- Film poster
- French: La Symphonie pastorale
- Directed by: Jean Delannoy
- Written by: Jean Aurenche
- Based on: La Symphonie pastorale by André Gide
- Produced by: Joseph Bercholz Edouard Gide
- Starring: Pierre Blanchar Michèle Morgan Jean Desailly
- Cinematography: Armand Thirard
- Edited by: Suzette Bouveret
- Music by: Georges Auric
- Production company: Les Films Gibé
- Distributed by: Pathé Consortium Cinéma
- Release date: September 1946 (Cannes Film Festival);
- Running time: 110 minutes
- Country: France
- Language: French

= Pastoral Symphony (film) =

1946 film by Jean Delannoy

Pastoral Symphony (La Symphonie pastorale) is a 1946 French drama film directed by Jean Delannoy and starring Michèle Morgan, Pierre Blanchar and Jean Desailly.

The film is based on the novella La Symphonie pastorale by André Gide and adapted to the screen by Jean Aurenche.It was shot at the Neuilly Studios in Paris with sets designed by the art director René Renoux.
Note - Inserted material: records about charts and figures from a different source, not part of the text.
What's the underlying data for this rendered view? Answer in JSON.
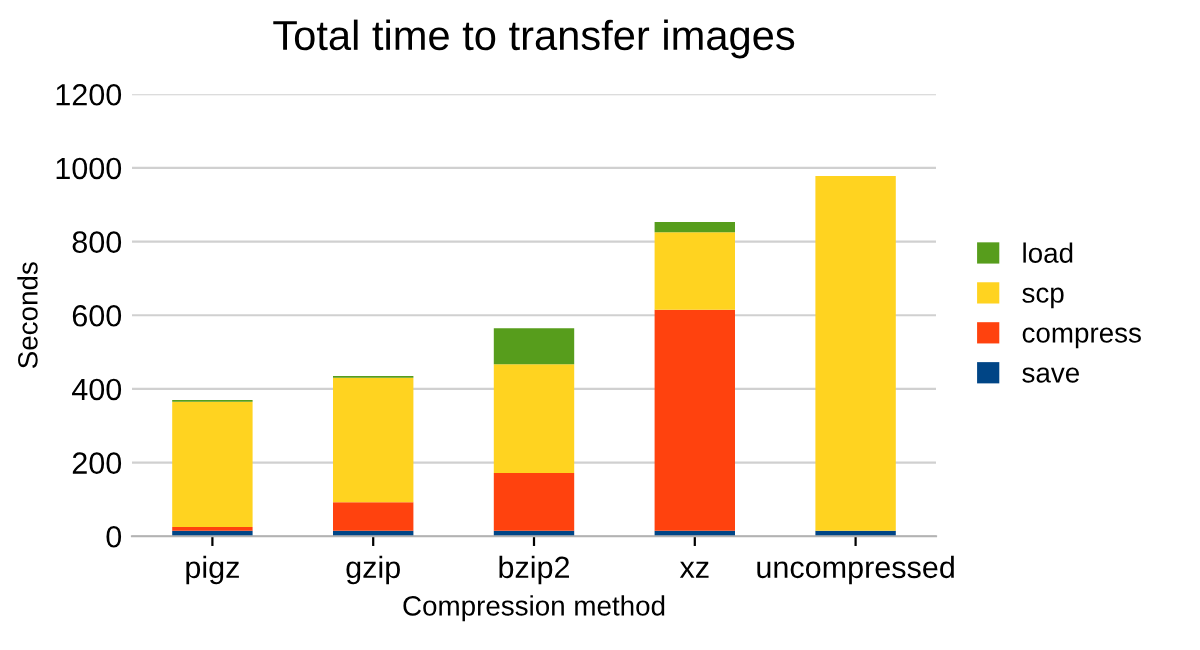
{
  "chart_data": {
    "type": "bar",
    "stacked": true,
    "title": "Total time to transfer images",
    "xlabel": "Compression method",
    "ylabel": "Seconds",
    "categories": [
      "pigz",
      "gzip",
      "bzip2",
      "xz",
      "uncompressed"
    ],
    "series": [
      {
        "name": "save",
        "color": "#004586",
        "values": [
          15,
          15,
          15,
          15,
          15
        ]
      },
      {
        "name": "compress",
        "color": "#ff420e",
        "values": [
          10,
          77,
          157,
          600,
          0
        ]
      },
      {
        "name": "scp",
        "color": "#ffd320",
        "values": [
          340,
          338,
          295,
          210,
          963
        ]
      },
      {
        "name": "load",
        "color": "#579d1c",
        "values": [
          5,
          5,
          98,
          28,
          0
        ]
      }
    ],
    "ylim": [
      0,
      1200
    ],
    "yticks": [
      0,
      200,
      400,
      600,
      800,
      1000,
      1200
    ],
    "grid": "y",
    "legend": "right"
  }
}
Location shooting took place around Rossinière in Switzerland. The film's score was by Georges Auric. At the 1946 Cannes Film Festival, it won the Grand Prix (equivalent of the Palme d'Or) and the Best Actress award for Michèle Morgan.

It was the film chosen to be shown at the opening gala of the Cameo cinema in Edinburgh, Scotland, in March 1949, and a rare surviving print with English subtitles was shown there again in 2009 to celebrate the film's 60th anniversary, courtesy of the BFI.

==Plot summary==
The pastor of a mountain village adopts a small blind girl, Gertrude. As Gertrude grows up into an attractive young woman, the pastor, now middle-aged, realises that he is in love with her. To his chagrin, his adopted son, Jacques, is also in love with Gertrude, even though he is shortly to be married to another woman.

Jacques's fiancée is jealous of Gertrude and arranges for her to see a doctor in the hope that she might be cured and to enable Jacques to choose equally between the two women.

Miraculously, Gertrude's sight is restored and she returns to the village a changed woman. Unable to accept Jacques' love and disappointed by the pastor's affections for her, she realises that her former happiness has been lost forever.

==Cast==
- Michèle Morgan as Gertrude
- Pierre Blanchar as Le pasteur Jean Martens
- Line Noro as Amélie Martens - sa femme
- Jean Desailly as Jacques Martens - son fils
- Andrée Clément as Piette Castéran
- Jacques Louvigny as Castéran
- Rosine Luguet as Charlotte Martens
- Mona Dol as Soeur Claire
- Robert Demorget as Pierre Martens
- Hélène Dassonville as Mademoiselle de la Grange
- Germaine Michel as La vieille paysanne
- Florence Brière as Une amie de Gertrude
- Albert Glado as Paul Martens

==Bibliography==
- Crisp, Colin. French Cinema—A Critical Filmography: Volume 2, 1940–1958. Indiana University Press, 2015.
- Leahy, Sarah & Vanderschelden, Isabelle. Screenwriters in French cinema. Manchester University Press, 2021.